Of course I try to convince myself that the iPad is a great educational tool but in all honesty my kids will play the Maths and English games for about ten minutes before switching to something less cerebral. There’s no doubt it can be an engaging way for a child to learn but it definitely needs to be monitored. Left to their own devices it will be hours of My Little Pony or Sonic the Hedgehog. Shudder. In fact, research from the University of Cambridge suggests too much screen time results in a fall in academic grades amongst 14-16 year olds. Yikes! How the hell is Flump going to become a world class brain surgeon and Ludoo the CEO of a multi-million dollar empire if I let them spend all day on the iPad???

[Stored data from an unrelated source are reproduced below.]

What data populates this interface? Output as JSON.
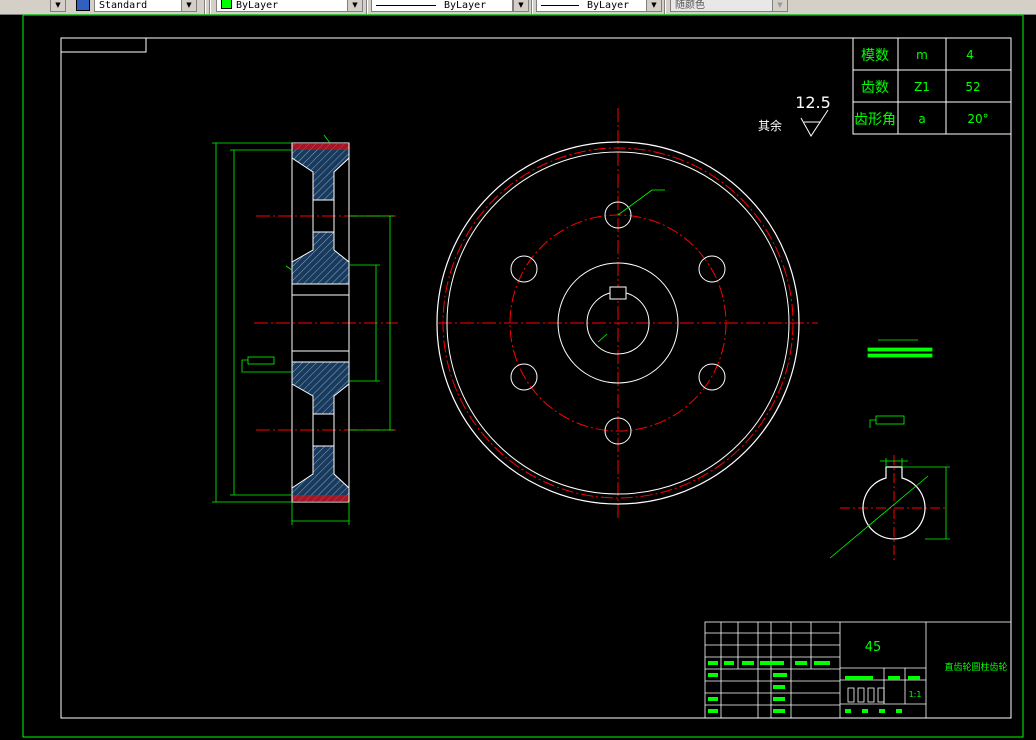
{
  "toolbar": {
    "textstyle": "Standard",
    "layer_color": "ByLayer",
    "linetype": "ByLayer",
    "lineweight": "ByLayer",
    "plotstyle": "随颜色"
  },
  "params": {
    "rows": [
      {
        "label": "模数",
        "symbol": "m",
        "value": "4"
      },
      {
        "label": "齿数",
        "symbol": "Z1",
        "value": "52"
      },
      {
        "label": "齿形角",
        "symbol": "a",
        "value": "20°"
      }
    ]
  },
  "roughness": {
    "value": "12.5",
    "label": "其余"
  },
  "title_block": {
    "material": "45",
    "name": "直齿轮圆柱齿轮",
    "scale": "1:1"
  },
  "colors": {
    "background": "#000000",
    "lines": "#ffffff",
    "dims": "#00ff00",
    "centerlines": "#ff0000",
    "hatch_bg": "#1a3a5c",
    "hatch": "#7fa8d0"
  }
}
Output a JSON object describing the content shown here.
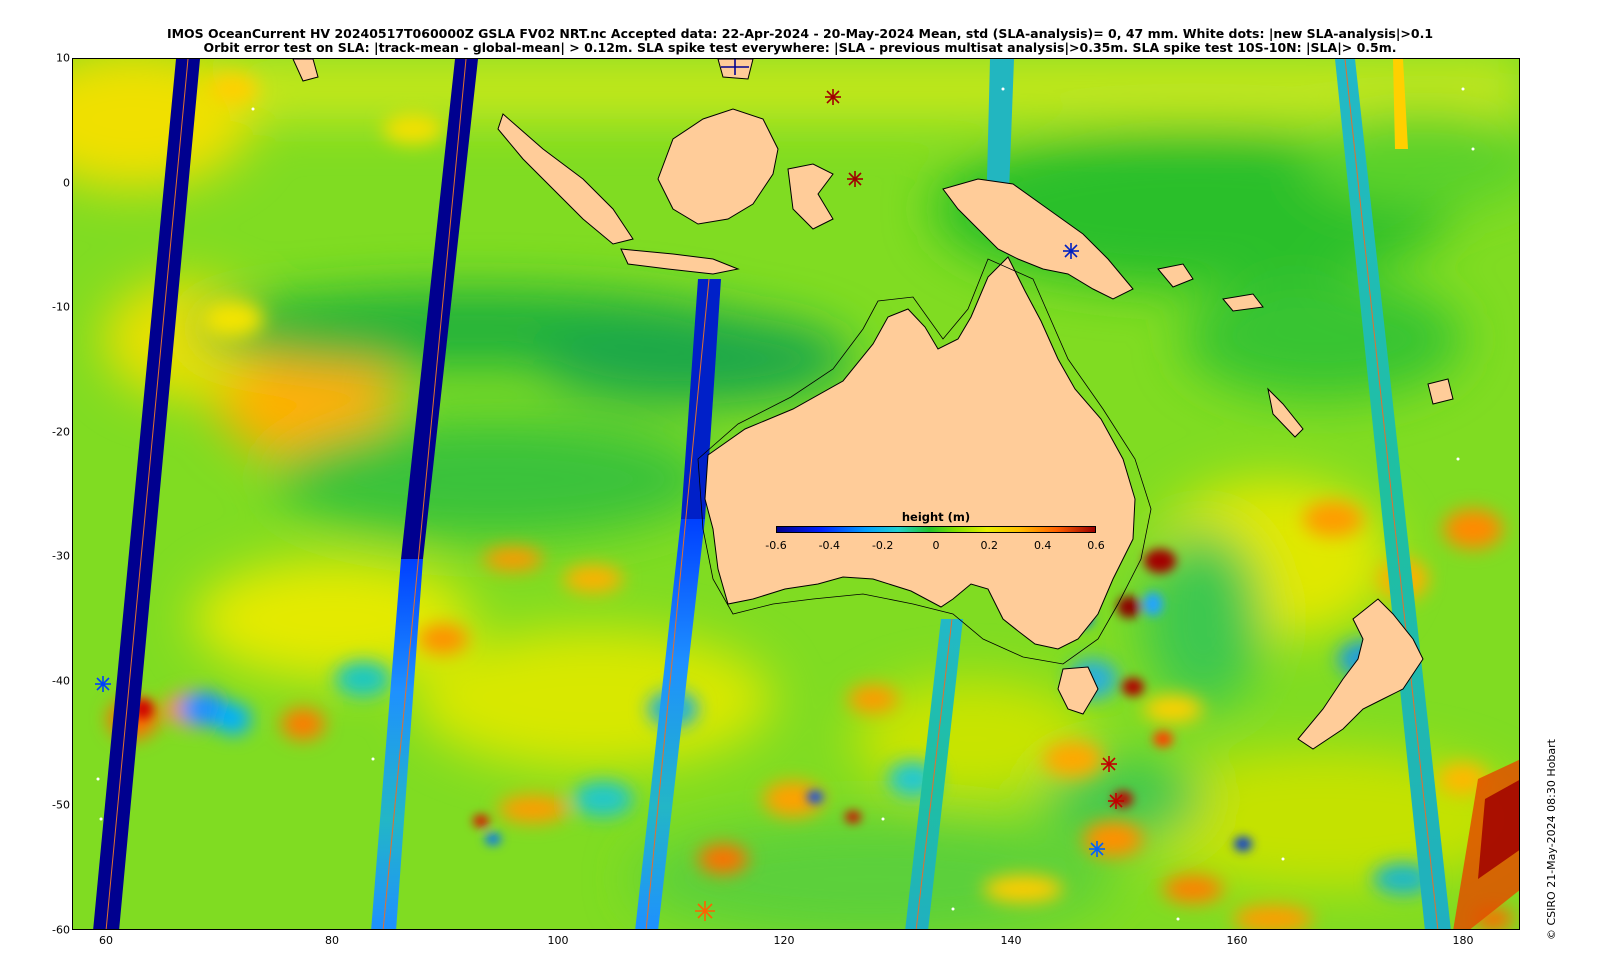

I’m going to be bold/foolish and put it out there. I think allowing our kids to consistently overuse gadgets is lazy parenting. I’ve had days when I’ve let my two spend hours on the iPad and I’ve always felt horrendously guilty about it afterwards. It’s not ideal, although on occasion it has felt necessary for my mental wellbeing! I try to make sure it’s not a regular occurrence as these habits are difficult to break. For me, the key is parental control. As long as we limit the time spent in front of a screen (the US Department of Health recommends no more than two hours of screen time a day for those over the age of two- this includes TV, computers, iPads and phones) there’s no reason it can’t be beneficial.

We live in a digital age where children are expected to be tech savvy but it’s a slippery slope towards becoming a tech addict. I’d rather my kids spend their time enjoying and learning from life in the real world than spend endless hours in a virtual world.